BROKERS’ NOTES: Buy Shoprite, sell Vodacom

Mark du Toit, portfolio manager at OysterCatcher Investments, on what the smart money is doing

Sixty60 is expanding its award-winning service to selected Shoprite supermarkets. Picture: SUPPLIED
Picture: SUPPLIED

Mark du Toit, portfolio manager at OysterCatcher Investments

Buy: Shoprite

Shoprite logo (supplied)

Fuel prices are set to rise due to higher oil prices on the back of the conflict in the Middle East. Higher fuel costs mean the end of low food inflation. Defensive industries like food retailers are best placed to outperform in a higher inflation environment. Shoprite is the dominant food retailer in South Africa, and its Sixty60 delivery service sets it apart from its peers. Rising urbanisation rates and continued logistics optimisation within the organisation provide longer-term tailwinds. The group has significant scale and is well placed to expand its e-commerce offering. Earnings can continue to grow in the low double digits. This, coupled with a 3.4% forward dividend yield and its defensive qualities, makes for an attractive investment opportunity.

Sell: Vodacom

Vodacom logo (supplied )

The telecommunications sector continues to face structural headwinds, including low revenue growth, intensifying competition and the need for sustained capital investment in network infrastructure.

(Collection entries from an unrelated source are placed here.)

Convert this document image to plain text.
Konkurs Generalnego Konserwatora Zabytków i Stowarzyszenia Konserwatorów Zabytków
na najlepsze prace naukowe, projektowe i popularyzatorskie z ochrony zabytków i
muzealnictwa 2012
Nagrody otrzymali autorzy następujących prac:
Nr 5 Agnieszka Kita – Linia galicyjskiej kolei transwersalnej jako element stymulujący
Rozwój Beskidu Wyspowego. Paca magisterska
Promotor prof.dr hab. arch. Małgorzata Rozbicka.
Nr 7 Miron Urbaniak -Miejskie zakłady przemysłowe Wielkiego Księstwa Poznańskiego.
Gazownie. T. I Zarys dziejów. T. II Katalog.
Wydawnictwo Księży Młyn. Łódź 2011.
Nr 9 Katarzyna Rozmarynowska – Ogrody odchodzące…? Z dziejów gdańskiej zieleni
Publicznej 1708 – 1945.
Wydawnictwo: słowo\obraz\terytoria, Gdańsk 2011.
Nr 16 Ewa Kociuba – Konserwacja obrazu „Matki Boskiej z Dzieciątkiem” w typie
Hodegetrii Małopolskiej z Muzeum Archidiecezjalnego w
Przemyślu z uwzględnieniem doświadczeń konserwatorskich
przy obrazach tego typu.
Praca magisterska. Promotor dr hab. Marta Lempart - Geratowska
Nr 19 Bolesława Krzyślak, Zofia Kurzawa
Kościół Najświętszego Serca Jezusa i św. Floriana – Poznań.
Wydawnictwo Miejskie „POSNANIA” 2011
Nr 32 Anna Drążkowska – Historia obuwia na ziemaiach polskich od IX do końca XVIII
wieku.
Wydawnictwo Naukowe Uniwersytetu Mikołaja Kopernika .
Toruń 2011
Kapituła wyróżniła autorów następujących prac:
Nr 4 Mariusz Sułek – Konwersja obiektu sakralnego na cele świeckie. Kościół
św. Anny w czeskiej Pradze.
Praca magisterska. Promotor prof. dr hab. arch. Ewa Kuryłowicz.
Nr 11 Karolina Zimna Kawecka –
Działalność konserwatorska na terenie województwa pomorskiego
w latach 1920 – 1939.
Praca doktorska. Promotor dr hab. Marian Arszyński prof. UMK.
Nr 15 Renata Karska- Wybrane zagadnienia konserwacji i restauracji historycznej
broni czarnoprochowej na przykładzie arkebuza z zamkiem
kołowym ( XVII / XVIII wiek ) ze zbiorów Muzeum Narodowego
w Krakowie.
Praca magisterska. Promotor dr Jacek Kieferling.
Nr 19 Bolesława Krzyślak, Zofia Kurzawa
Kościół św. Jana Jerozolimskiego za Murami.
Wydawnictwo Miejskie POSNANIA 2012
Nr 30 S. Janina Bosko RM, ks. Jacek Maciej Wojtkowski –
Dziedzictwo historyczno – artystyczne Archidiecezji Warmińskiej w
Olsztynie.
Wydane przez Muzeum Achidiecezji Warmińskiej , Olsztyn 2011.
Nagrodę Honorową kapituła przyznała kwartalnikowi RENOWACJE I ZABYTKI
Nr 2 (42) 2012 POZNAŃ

In addition, the economic outlook for Egypt has deteriorated as a result of the conflict in the Middle East. This is material for Vodacom, given its majority stake in Vodafone Egypt. The Egyptian pound has already depreciated by about 15% against the rand since the start of the year, creating a currency‑translation headwind for group earnings. Vodacom is also experiencing margin pressure in its core South African market due to competition and operating cost inflation. Vodacom will, however, continue to pay dividends and is on a 4.6% forward dividend yield, but with lower growth prospects than other South African listed companies.